Elysees, the Count of Monte Cristo went over the whole

building with the air of one long acquainted with each nook

or corner. Nor, although preceding the party, did he once

mistake one door for another, or commit the smallest error

when choosing any particular corridor or staircase to

conduct him to a place or suite of rooms he desired to

visit. Ali was his principal attendant during this nocturnal

survey. Having given various orders to Bertuccio relative to

the improvements and alterations he desired to make in the

house, the Count, drawing out his watch, said to the

attentive Nubian, "It is half-past eleven o'clock; Haidee

will soon he here. Have the French attendants been summoned

to await her coming?" Ali extended his hands towards the

apartments destined for the fair Greek, which were so

effectually concealed by means of a tapestried entrance,

that it would have puzzled the most curious to have divined

their existence. Ali, having pointed to the apartments, held

up three fingers of his right hand, and then, placing it

beneath his head, shut his eyes, and feigned to sleep. "I

understand," said Monte Cristo, well acquainted with Ali's

pantomime; "you mean to tell me that three female attendants

await their new mistress in her sleeping-chamber." Ali, with

considerable animation, made a sign in the affirmative.

 

"Madame will be tired to-night," continued Monte Cristo,

"and will, no doubt, wish to rest. Desire the French

attendants not to weary her with questions, but merely to

pay their respectful duty and retire.

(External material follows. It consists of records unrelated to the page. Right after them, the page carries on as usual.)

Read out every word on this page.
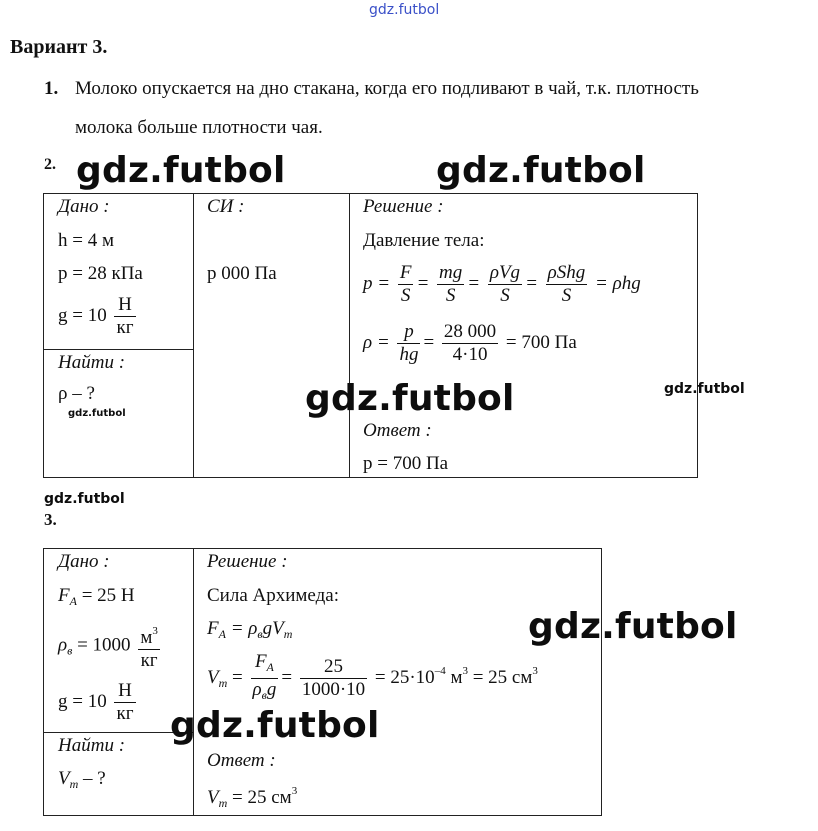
gdz.futbol
Вариант 3.
1. Молоко опускается на дно стакана, когда его подливают в чай, т.к. плотность
молока больше плотности чая.
2. gdz.futbol	gdz.futbol
Дано :
h = 4 м
p = 28 кПа
$g = 10 \frac{Н}{кг}$
СИ :
p 000 Па
Найти :
ρ – ?
gdz.futbol
Решение :
Давление тела:
$p = \frac{F}{S} = \frac{mg}{S} = \frac{\text{ρVg}}{S} = \frac{\text{ρShg}}{S} = \rho hg$
$\rho = \frac{p}{hg} = \frac{28 000}{4\cdot 10} = 700$ Па
gdz.futbol	gdz.futbol
Ответ :
p = 700 Па
gdz.futbol
3.
Дано :
$F_A = 25$ Н
$\rho_в = 1000 \frac{м^3}{кг}$
$g = 10 \frac{Н}{кг}$
Найти :
$V_т$ – ?
Решение :
Сила Архимеда:
$F_A = \rho_вgV_т$
$V_т = \frac{F_A}{\rho_вg} = \frac{25}{1000\cdot 10} = 25\cdot 10^{-4}$ $м^3 = 25$ $см^3$
gdz.futbol
gdz.futbol
Ответ :
$V_т = 25$ $см^3$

You will also see that

the Greek servants hold no communication with those of this

country." He bowed. Just at that moment voices were heard

hailing the concierge. The gate opened, a carriage rolled

down the avenue, and stopped at the steps. The count hastily

descended, presented himself at the already opened carriage

door, and held out his hand to a young woman, completely

enveloped in a green silk mantle heavily embroidered with

gold. She raised the hand extended towards her to her lips,

and kissed it with a mixture of love and respect. Some few

words passed between them in that sonorous language in which

Homer makes his gods converse. The young woman spoke with an

expression of deep tenderness, while the count replied with

an air of gentle gravity. Preceded by Ali, who carried a

rose-colored flambeau in his hand, the new-comer, who was no

other than the lovely Greek who had been Monte Cristo's

companion in Italy, was conducted to her apartments, while

the count retired to the pavilion reserved for himself. In

another hour every light in the house was extinguished, and

it might have been thought that all its inmates slept.